時代の寵児であるジェニファー・ローレンスが果敢にもキャリア初となるフルヌードに挑戦していると聞き、興味が湧く。しかも、大恋愛劇でイケメン俳優に抱かれるのではなく、国家機密諜報部員としての訓練の最中で、自分をレイプしようとした同僚の男に「ヤッてみせなさいよ!」と挑発するものだから面白い。この女、そんじょそこらの女優とは訳が違う。
散々ハリウッドはロシアを悪として描いてきた。それが2000年代には9.11の影響から中東に変わり、今では経済発展も著しい中国や、核開発で米と対立する北朝鮮へと変化している。そんな2010年代後半において、米露の対立を未だに描くことが逆に珍しい。

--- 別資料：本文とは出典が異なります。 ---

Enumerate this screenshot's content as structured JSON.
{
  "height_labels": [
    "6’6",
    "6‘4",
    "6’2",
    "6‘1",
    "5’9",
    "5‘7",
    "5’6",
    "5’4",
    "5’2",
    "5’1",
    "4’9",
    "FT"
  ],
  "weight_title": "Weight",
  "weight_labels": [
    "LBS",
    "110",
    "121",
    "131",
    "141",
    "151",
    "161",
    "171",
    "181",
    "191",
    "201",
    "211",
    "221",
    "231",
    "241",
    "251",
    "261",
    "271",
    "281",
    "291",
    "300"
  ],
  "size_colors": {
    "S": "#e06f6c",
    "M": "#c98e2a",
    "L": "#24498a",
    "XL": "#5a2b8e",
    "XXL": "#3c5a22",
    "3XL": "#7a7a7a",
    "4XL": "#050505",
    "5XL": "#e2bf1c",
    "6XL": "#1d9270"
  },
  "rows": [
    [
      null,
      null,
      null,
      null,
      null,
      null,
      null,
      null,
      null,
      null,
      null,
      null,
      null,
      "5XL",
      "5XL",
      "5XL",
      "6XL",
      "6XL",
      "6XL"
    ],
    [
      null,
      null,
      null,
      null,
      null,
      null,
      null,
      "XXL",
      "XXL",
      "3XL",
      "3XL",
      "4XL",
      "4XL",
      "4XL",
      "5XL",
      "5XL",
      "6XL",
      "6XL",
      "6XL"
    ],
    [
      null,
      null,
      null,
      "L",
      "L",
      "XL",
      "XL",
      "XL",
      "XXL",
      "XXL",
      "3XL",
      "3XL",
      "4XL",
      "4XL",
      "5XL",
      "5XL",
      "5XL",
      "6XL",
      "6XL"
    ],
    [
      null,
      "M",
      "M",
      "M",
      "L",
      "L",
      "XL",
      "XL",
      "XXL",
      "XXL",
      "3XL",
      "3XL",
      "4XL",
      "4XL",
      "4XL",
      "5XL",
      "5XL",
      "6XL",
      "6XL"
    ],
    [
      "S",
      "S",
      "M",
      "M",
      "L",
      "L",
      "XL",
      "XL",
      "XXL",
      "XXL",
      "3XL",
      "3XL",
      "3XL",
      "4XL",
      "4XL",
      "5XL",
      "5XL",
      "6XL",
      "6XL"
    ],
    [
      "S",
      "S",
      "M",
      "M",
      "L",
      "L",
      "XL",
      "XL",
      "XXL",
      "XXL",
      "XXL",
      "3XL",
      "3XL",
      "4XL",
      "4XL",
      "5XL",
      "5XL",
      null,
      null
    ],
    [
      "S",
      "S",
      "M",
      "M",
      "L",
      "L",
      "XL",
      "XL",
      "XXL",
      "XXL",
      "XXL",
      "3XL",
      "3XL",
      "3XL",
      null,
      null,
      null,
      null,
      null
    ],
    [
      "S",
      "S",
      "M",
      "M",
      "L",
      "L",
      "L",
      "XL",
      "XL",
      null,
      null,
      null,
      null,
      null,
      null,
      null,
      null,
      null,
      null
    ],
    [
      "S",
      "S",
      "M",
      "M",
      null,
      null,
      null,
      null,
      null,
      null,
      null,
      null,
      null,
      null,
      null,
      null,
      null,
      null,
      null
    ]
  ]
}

映画はジェニファー演じる主人公と米側のスパイの個人を描いてはいるものの、スパイ合戦の様を見ていると、冷戦や対立姿勢は決して終わらないことへの暗示とも思える。西側の思想を真向から否定し、ポケモンGOを悪魔と例えたり、同性愛を法律で禁じたり、パンク・バンド「プッシーライオット」が政府批判、風刺曲を歌ったことで国から監禁されたニュースが流れたことも記憶に新しいが、やっぱロシアって社会主義国家なんだな~、お国のタメならここまでやるのかと連想させる描写も多い。ロシアが怖くなる、ヘイト・ロシア映画でもある(笑)
この映画は、とにかくエグイ!
暗いとか重いとかってよりも的確に表現しているのが「エグイ」だろう。
裏切り、拷問、国家至上主義など、自分の倫理観に無いものばかりで胃もたれ感が凄まじい。

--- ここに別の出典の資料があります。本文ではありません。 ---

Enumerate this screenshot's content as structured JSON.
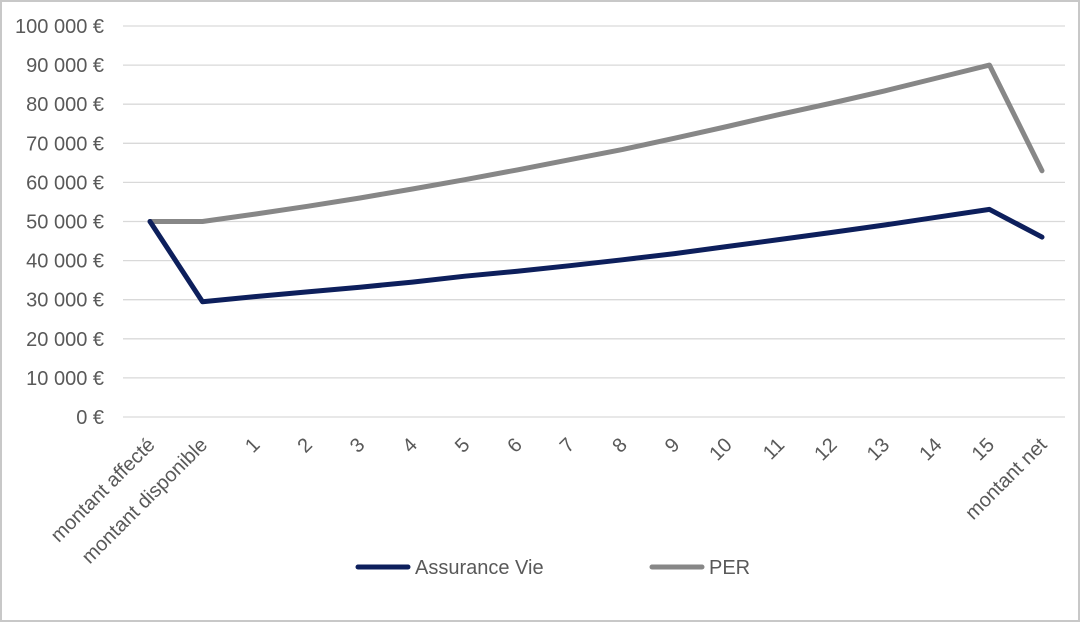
{
  "chart_data": {
    "type": "line",
    "title": "",
    "xlabel": "",
    "ylabel": "",
    "categories": [
      "montant affecté",
      "montant disponible",
      "1",
      "2",
      "3",
      "4",
      "5",
      "6",
      "7",
      "8",
      "9",
      "10",
      "11",
      "12",
      "13",
      "14",
      "15",
      "montant net"
    ],
    "ylim": [
      0,
      100000
    ],
    "yticks": [
      0,
      10000,
      20000,
      30000,
      40000,
      50000,
      60000,
      70000,
      80000,
      90000,
      100000
    ],
    "ytick_labels": [
      "0 €",
      "10 000 €",
      "20 000 €",
      "30 000 €",
      "40 000 €",
      "50 000 €",
      "60 000 €",
      "70 000 €",
      "80 000 €",
      "90 000 €",
      "100 000 €"
    ],
    "grid": true,
    "legend_position": "bottom",
    "series": [
      {
        "name": "Assurance Vie",
        "color": "#0d1f5c",
        "values": [
          50000,
          29500,
          30800,
          32000,
          33200,
          34500,
          36000,
          37300,
          38700,
          40200,
          41800,
          43600,
          45400,
          47200,
          49100,
          51100,
          53100,
          46000
        ]
      },
      {
        "name": "PER",
        "color": "#878787",
        "values": [
          50000,
          50000,
          51900,
          53900,
          56000,
          58300,
          60700,
          63200,
          65800,
          68400,
          71300,
          74300,
          77400,
          80300,
          83400,
          86700,
          90000,
          63000
        ]
      }
    ]
  }
}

しかも、静かだ。007やMIならド派手な音楽に飾られ、音楽によって次に来るのがどのようなシーンなのか察しが付くところではあるが、この映画は無駄なBGMを極力削ぎ落とした静寂の中で、誰が味方で誰が的かも曖昧な状況下、自分がいつ危険に晒されるかも分からないから油断ならず、一見は気高く振る舞っているように見えるジェニファーだが、その眼差しはどこか怯えており、緊迫感が止むことなく、居心地の悪さまで覚える。要するに、俺はスパイには向いてないってことでもあろうけど、娯楽的ではないが、同監督作『アイ・アム・レジェンド』の手法が、スパイ映画に独特な奇妙な空気感をもたらし、功を成しているのに本気具合を垣間見る。

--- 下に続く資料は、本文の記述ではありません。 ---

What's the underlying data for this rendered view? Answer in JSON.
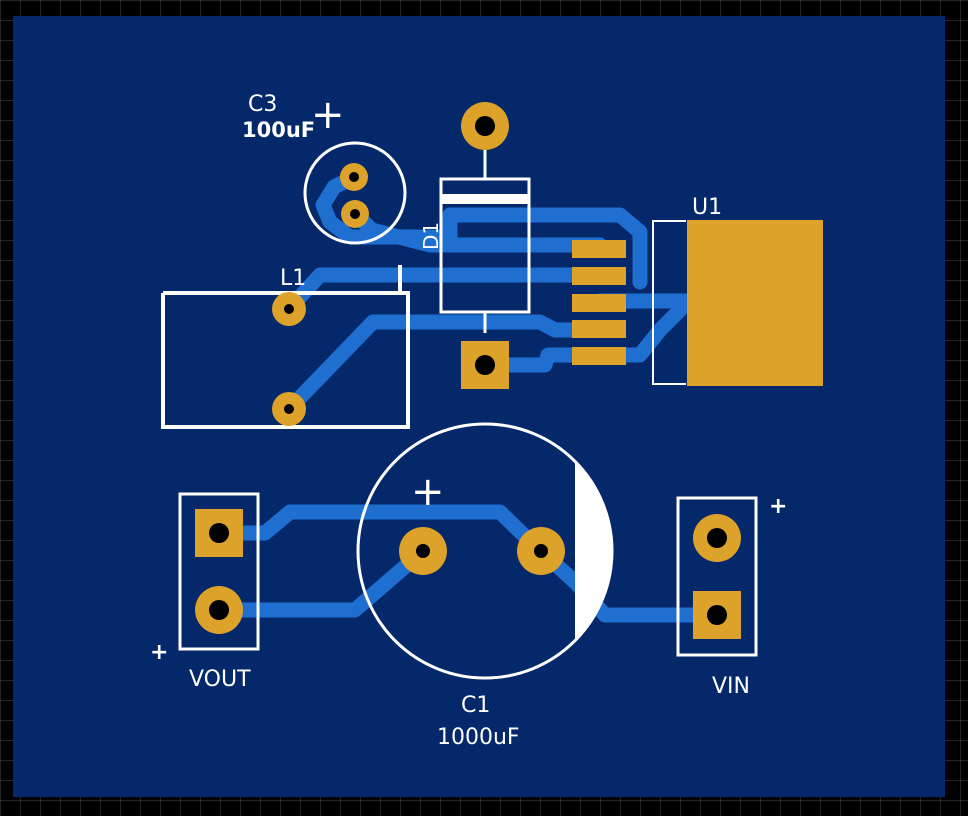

そして、最終的に一気に伏線を巻き取る見事なシナリオに唸る。ジェニファーのほくそ笑む笑顔に恐怖すら感じる。この女は、本当に只者ではない。#MeTooとか敢えて言わずとも男を飲み込む凄味がある。
『レッド・スパロウ』
脇役からして本気が伝わってくる!
存在だけで重厚感!こ・・・濃すぎる! pic.twitter.com/54hGCzSazi— ROCKinNET.com (@ROCKinNETcom) 2018年4月26日
そして、キャスティングが、まぁ凄い!
この手の濃厚な映画にはピッタリなジョエル・エドガートンも良かったし、ロシア側のお偉方に、ジェレミー・アイアンズ、キーラン・ハインズと濃過ぎる面子が嬉しい。中でも諜報員養成所の講師の、シャーロット・ランプリングの存在感。いるだけで作品の空気をかっさらう、その妖艶で奇妙な存在に跪かざるを得ない。決して好きと薦んで言いたい作品ではないけど、久々に重厚なサスペンス映画を観たような気がした。